Al insistir en la originalidad y en la no repetición, se encuentra el modo de la ruptura real. Confrontar lo aprendido con la experiencia propia es ponerlo en duda, revisarlo y sólo dejarlo cuando se ha confirmado que no se trata de una pura convención o transformarlo en otra forma de verdad. Las crónicas de Martí son producto de ese proceso. Pueden incluir muchos sistemas de representación, pero en el resultado de la confrontación y en la mixtura personal está su novedad, su originalidad.

La estética que propone no es imitación de nada: sobrepasa los esquemas de los que salió, fundando en Hispanoamérica un modo de relacionar los elementos del lenguaje y de la realidad, una escritura y una voz propia.

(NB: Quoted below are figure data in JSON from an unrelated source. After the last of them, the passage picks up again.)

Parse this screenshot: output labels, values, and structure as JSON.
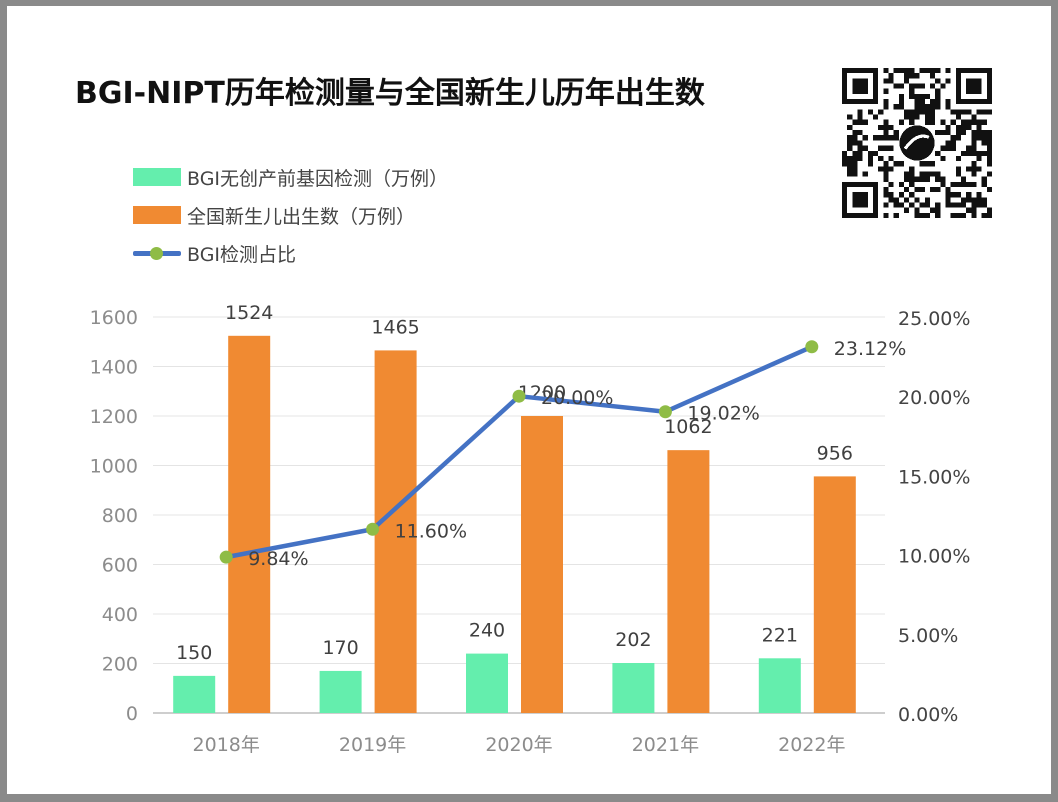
{
  "title": "BGI-NIPT历年检测量与全国新生儿历年出生数",
  "legend": [
    {
      "label": "BGI无创产前基因检测（万例）",
      "color": "#64eead",
      "kind": "bar"
    },
    {
      "label": "全国新生儿出生数（万例）",
      "color": "#f08a32",
      "kind": "bar"
    },
    {
      "label": "BGI检测占比",
      "color": "#4472c4",
      "marker_color": "#8fbc46",
      "kind": "line"
    }
  ],
  "qr_icon": "qr-code-icon",
  "chart_data": {
    "type": "bar",
    "categories": [
      "2018年",
      "2019年",
      "2020年",
      "2021年",
      "2022年"
    ],
    "series": [
      {
        "name": "BGI无创产前基因检测（万例）",
        "values": [
          150,
          170,
          240,
          202,
          221
        ],
        "labels": [
          "150",
          "170",
          "240",
          "202",
          "221"
        ],
        "axis": "left",
        "color": "#64eead"
      },
      {
        "name": "全国新生儿出生数（万例）",
        "values": [
          1524,
          1465,
          1200,
          1062,
          956
        ],
        "labels": [
          "1524",
          "1465",
          "1200",
          "1062",
          "956"
        ],
        "axis": "left",
        "color": "#f08a32"
      },
      {
        "name": "BGI检测占比",
        "type": "line",
        "values": [
          9.84,
          11.6,
          20.0,
          19.02,
          23.12
        ],
        "labels": [
          "9.84%",
          "11.60%",
          "20.00%",
          "19.02%",
          "23.12%"
        ],
        "axis": "right",
        "color": "#4472c4",
        "marker_color": "#8fbc46"
      }
    ],
    "y_left": {
      "min": 0,
      "max": 1600,
      "ticks": [
        "0",
        "200",
        "400",
        "600",
        "800",
        "1000",
        "1200",
        "1400",
        "1600"
      ]
    },
    "y_right": {
      "min": 0,
      "max": 25,
      "ticks": [
        "0.00%",
        "5.00%",
        "10.00%",
        "15.00%",
        "20.00%",
        "25.00%"
      ]
    },
    "grid": true,
    "legend_position": "top-left"
  }
}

Vista así, la hibridez de la crónica no es peyorativa, sino la expresión más ajustada a una concepción poética. Como decía Medvedev/Bakhtin: el género es la expresión total y no sólo un aspecto más.

En cada época de crisis, los agentes en pugna tratan de reconstruir una unidad vehiculizando un sistema de narración. Y en esa época de tensión desestabilizadora, Martí y los modernistas crearon un espacio de condensación y de lucha -un espacio dialéctico no resuelto ni estático, en resonancia con la época-, donde el idealismo se asienta en lo real, donde sobre el yo ordenador gravitan la historia y la inmediatez, donde se encuentran todas las mezclas convertidas en una unidad singular, autónoma y tan contradictoria como su época.

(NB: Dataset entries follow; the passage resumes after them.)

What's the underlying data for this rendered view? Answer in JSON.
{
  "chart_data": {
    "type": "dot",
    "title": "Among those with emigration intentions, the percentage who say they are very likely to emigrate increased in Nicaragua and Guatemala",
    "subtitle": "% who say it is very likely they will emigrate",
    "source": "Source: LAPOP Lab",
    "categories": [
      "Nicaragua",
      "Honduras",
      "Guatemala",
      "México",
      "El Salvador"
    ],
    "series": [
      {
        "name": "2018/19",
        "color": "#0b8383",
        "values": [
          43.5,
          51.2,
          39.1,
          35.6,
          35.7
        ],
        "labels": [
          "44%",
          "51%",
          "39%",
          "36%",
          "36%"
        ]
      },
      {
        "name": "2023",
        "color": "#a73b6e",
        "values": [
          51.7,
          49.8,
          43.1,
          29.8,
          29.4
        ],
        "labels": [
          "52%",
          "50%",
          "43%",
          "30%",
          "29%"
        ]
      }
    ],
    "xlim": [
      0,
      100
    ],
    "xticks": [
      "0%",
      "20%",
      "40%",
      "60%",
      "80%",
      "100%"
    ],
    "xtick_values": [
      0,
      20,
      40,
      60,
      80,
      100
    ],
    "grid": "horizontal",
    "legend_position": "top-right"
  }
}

La crónica propone una épica con el hombre moderno como protagonista, narrado a través de un yo colectivo que procura expresar la vida entera, a través de un sistema de representación capaz de relacionar las distintas formas de existencia, explorando e incorporando al máximo las técnicas de escritura.

La crónica modernista fue un laboratorio de ensayo permanente, el espacio de difusión y contagio de una sensibilidad y de una forma de entender lo literario que tiene que ver con la belleza, con la selección consciente del lenguaje, con el trabajo con imágenes sensoriales y los símbolos, con la mixtura de lo extranjero y de lo propio, de los estilos, de los géneros, de las artes, de la democracia y de la épica, de la naturaleza y de la realidad social e íntima, del dolor decadente de parnasianos y simbolistas y a la vez de la fe en el futuro, en la armonía cósmica y en el liberalismo. La duda es el sistema que anuncia ya al hombre anfibio que Hegel preveía para la modernidad.

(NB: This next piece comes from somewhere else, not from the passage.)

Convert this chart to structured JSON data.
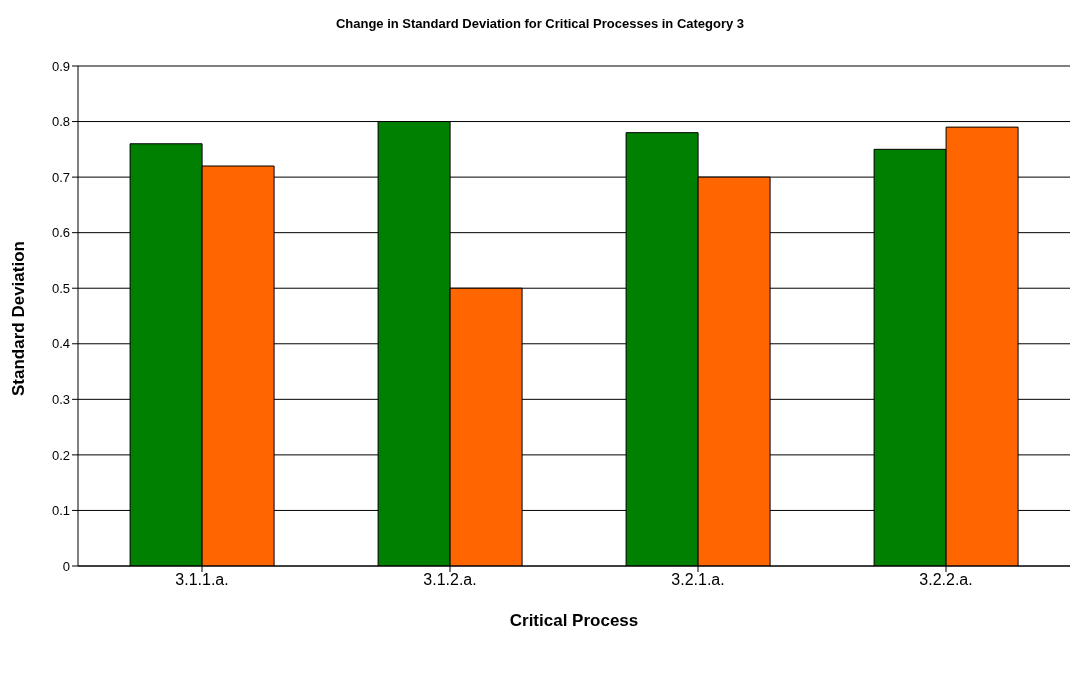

Las crónicas modernistas son los antecedentes directos de lo que en los años 50 y 60 de este siglo habría de llamarse “nuevo periodismo” y “literatura de no ficción”. Su hibridez insoluble, las imperfecciones como condición, la movilidad, el cuestionamiento, el sincretismo y esa marginalidad que no termina de acomodarse en ninguna parte, son la mejor voz de una época .la nuestra- que a partir de entonces sólo sabe que es cierta la propia experiencia, que se mueve disgregada entre la información constante y la ausencia de tradición que sea la de la duda. Una época que vive -como los modernistas- en busca de la armonía perdida, en pos de alguna belleza.

Rotker, Susana. 1992. Ediciones Letra Buena. Pags 197 a 203. Conclusiones. Aventura y transgresión de una lectura y una escritura.